O juiz também afirmou que a mensagem possuía três frases e “a última delas mesmo considerando-se o baixo nível cultural da maioria das pessoas, em especial das do Brasil”, não demonstra que o motorista estaria zombando de Lucia.
“A própria ré [a Uber], mesmo assumindo em parte as demandas da autora [a mãe de santo], defende o motorista inicialmente selecionado para realizar o transporte da autora e afirma que ‘a mensagem encaminhada à Autora pelo motorista, esta não continha xingamentos diretos, ameaças, calúnias ou expressões de baixo calão’”, apontou o magistrado.

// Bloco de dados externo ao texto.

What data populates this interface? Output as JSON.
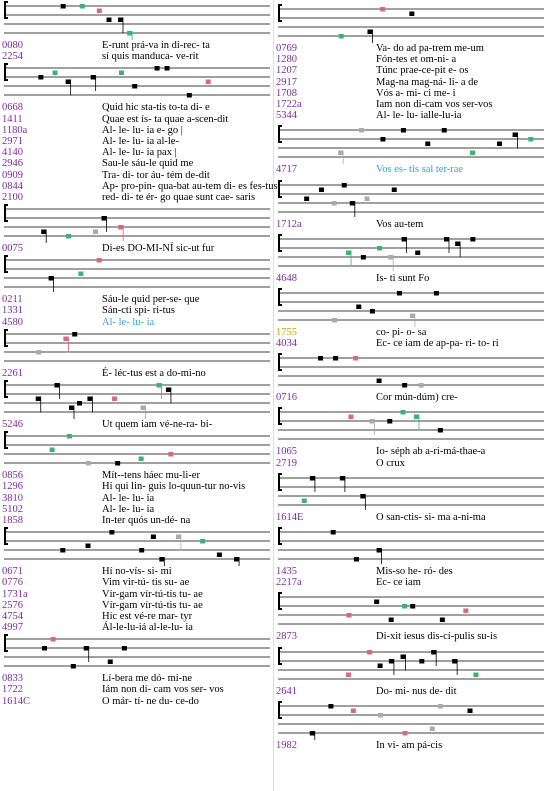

Motorista se negou a buscá-la em um terreiro de candomblé – Foto: Arquivo pessoal
O advogado de Lúcia de Fátima, João do Vale afirmou que a decisão proferida pelo magistrado “revela que o contrato social, ou melhor o Contrato Racial conforme Mills continua em voga privilegiando a uns em detrimento de outros”. Ainda segundo a defesa, a setença ainda expõe a institucionalização do amparo estatal “a práticas discriminatórias por vezes veladas contra os grupos marginalizados”.
“Evidencia ainda que apesar de todo o avanço trazido pela Constituição e pelas Leias da República há um séquito de adoradores da injustiça e da perpetuação dos privilégios. Porém agora as ações destes estão sob a luz do dia e felizmente recebendo a atenção devida da sociedade civil e das autoridades constituídas”, declarou.
Denúncia ao MP
O Instituto de Desenvolvimento Social e Cultural Omidewa, questionou a sentença e afirmou que o juiz desconsidera que “a dor e o dano não dependem de uma prova de intenção maliciosa, mas da consequência de um ato de violência disfarçado de liberdade religiosa”.

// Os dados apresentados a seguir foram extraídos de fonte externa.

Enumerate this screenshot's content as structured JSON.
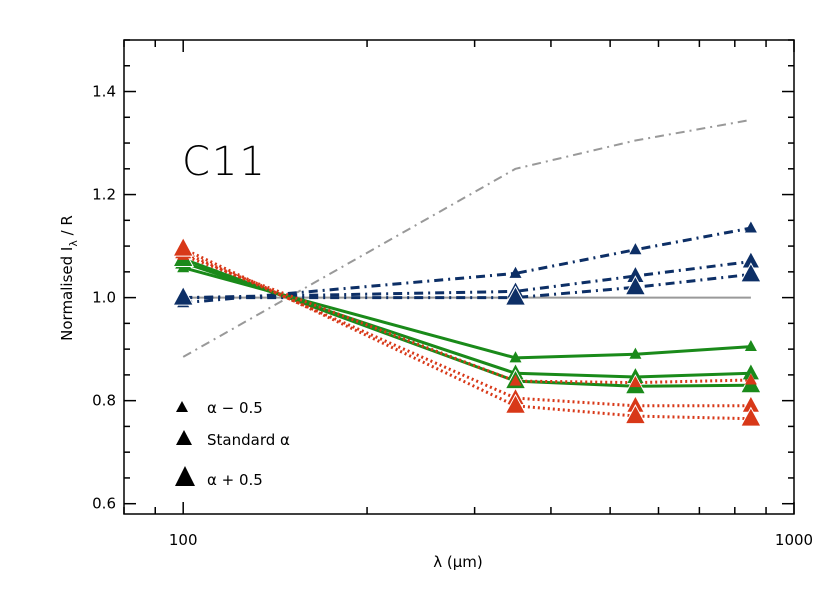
{
  "chart_data": {
    "type": "line",
    "panel_label": "C11",
    "xlabel": "λ (μm)",
    "ylabel_main": "Normalised I",
    "ylabel_sub": "λ",
    "ylabel_tail": " / R",
    "xscale": "log",
    "xlim": [
      80,
      1000
    ],
    "ylim": [
      0.58,
      1.5
    ],
    "xticks": [
      100,
      1000
    ],
    "xtick_labels": [
      "100",
      "1000"
    ],
    "yticks": [
      0.6,
      0.8,
      1.0,
      1.2,
      1.4
    ],
    "ytick_labels": [
      "0.6",
      "0.8",
      "1.0",
      "1.2",
      "1.4"
    ],
    "legend": {
      "position": "bottom-left",
      "entries": [
        {
          "label": "α − 0.5",
          "marker_size": "small"
        },
        {
          "label": "Standard α",
          "marker_size": "medium"
        },
        {
          "label": "α + 0.5",
          "marker_size": "large"
        }
      ]
    },
    "x": [
      100,
      350,
      500,
      850
    ],
    "series": [
      {
        "group": "reference",
        "color": "#999999",
        "style": "dashdot",
        "marker": "none",
        "values": [
          0.885,
          1.25,
          1.305,
          1.345
        ],
        "x_override": [
          100,
          350,
          550,
          850
        ]
      },
      {
        "group": "reference",
        "color": "#999999",
        "style": "solid",
        "marker": "none",
        "values": [
          1.0,
          1.0,
          1.0,
          1.0
        ],
        "x_override": [
          100,
          350,
          550,
          850
        ]
      },
      {
        "group": "blue",
        "color": "#0d2f66",
        "style": "dashdot",
        "marker": "small",
        "values": [
          0.99,
          1.047,
          1.093,
          1.135
        ],
        "x_override": [
          100,
          350,
          550,
          850
        ]
      },
      {
        "group": "blue",
        "color": "#0d2f66",
        "style": "dashdot",
        "marker": "medium",
        "values": [
          1.0,
          1.012,
          1.042,
          1.07
        ],
        "x_override": [
          100,
          350,
          550,
          850
        ]
      },
      {
        "group": "blue",
        "color": "#0d2f66",
        "style": "dashdot",
        "marker": "large",
        "values": [
          1.0,
          1.0,
          1.02,
          1.045
        ],
        "x_override": [
          100,
          350,
          550,
          850
        ]
      },
      {
        "group": "green",
        "color": "#1a8a1a",
        "style": "solid",
        "marker": "small",
        "values": [
          1.058,
          0.883,
          0.89,
          0.905
        ],
        "x_override": [
          100,
          350,
          550,
          850
        ]
      },
      {
        "group": "green",
        "color": "#1a8a1a",
        "style": "solid",
        "marker": "medium",
        "values": [
          1.068,
          0.853,
          0.846,
          0.853
        ],
        "x_override": [
          100,
          350,
          550,
          850
        ]
      },
      {
        "group": "green",
        "color": "#1a8a1a",
        "style": "solid",
        "marker": "large",
        "values": [
          1.075,
          0.838,
          0.828,
          0.83
        ],
        "x_override": [
          100,
          350,
          550,
          850
        ]
      },
      {
        "group": "red",
        "color": "#d83818",
        "style": "dotted",
        "marker": "small",
        "values": [
          1.082,
          0.838,
          0.835,
          0.84
        ],
        "x_override": [
          100,
          350,
          550,
          850
        ]
      },
      {
        "group": "red",
        "color": "#d83818",
        "style": "dotted",
        "marker": "medium",
        "values": [
          1.088,
          0.805,
          0.79,
          0.79
        ],
        "x_override": [
          100,
          350,
          550,
          850
        ]
      },
      {
        "group": "red",
        "color": "#d83818",
        "style": "dotted",
        "marker": "large",
        "values": [
          1.095,
          0.79,
          0.77,
          0.765
        ],
        "x_override": [
          100,
          350,
          550,
          850
        ]
      }
    ]
  }
}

O Instituto também aponta que a decisão “legitima o preconceito e nega a existência do dano”. O caso foi encaminhado ao Ministério Público da Paraíba (MPPB), que abriu um procedimento para apurar o caso.
A reportagem teve acesso ao procedimento, em que a promotora Fabiana Lobo determina as seguintes medidas:
-
Que uma cópia do processo seja encaminhada para Corregedoria Nacional de Justiça e para a Corregedoria de Justiça do Tribunal de Justiça da Paraíba, análise e adoção de possíveis medidas sobre a conduta do juiz e o desrespeito ao Protocolo de Julgamento com Perspectiva Racial;
-
Ofício à Delegacia de Repressão aos Crimes Homofóbicos, Étnico-Raciais e Delitos de Intolerância Religiosa (DECHRADI) para levantamento de inquéritos sobre racismo religioso na Paraíba, no prazo de até 15 dias úteis;
-
Ofício ao Centro Estadual de Referência da Igualdade Racial João Balula, pedindo informações sobre registros de casos semelhantes entre 2024 e 2025, também no prazo de 15 dias úteis.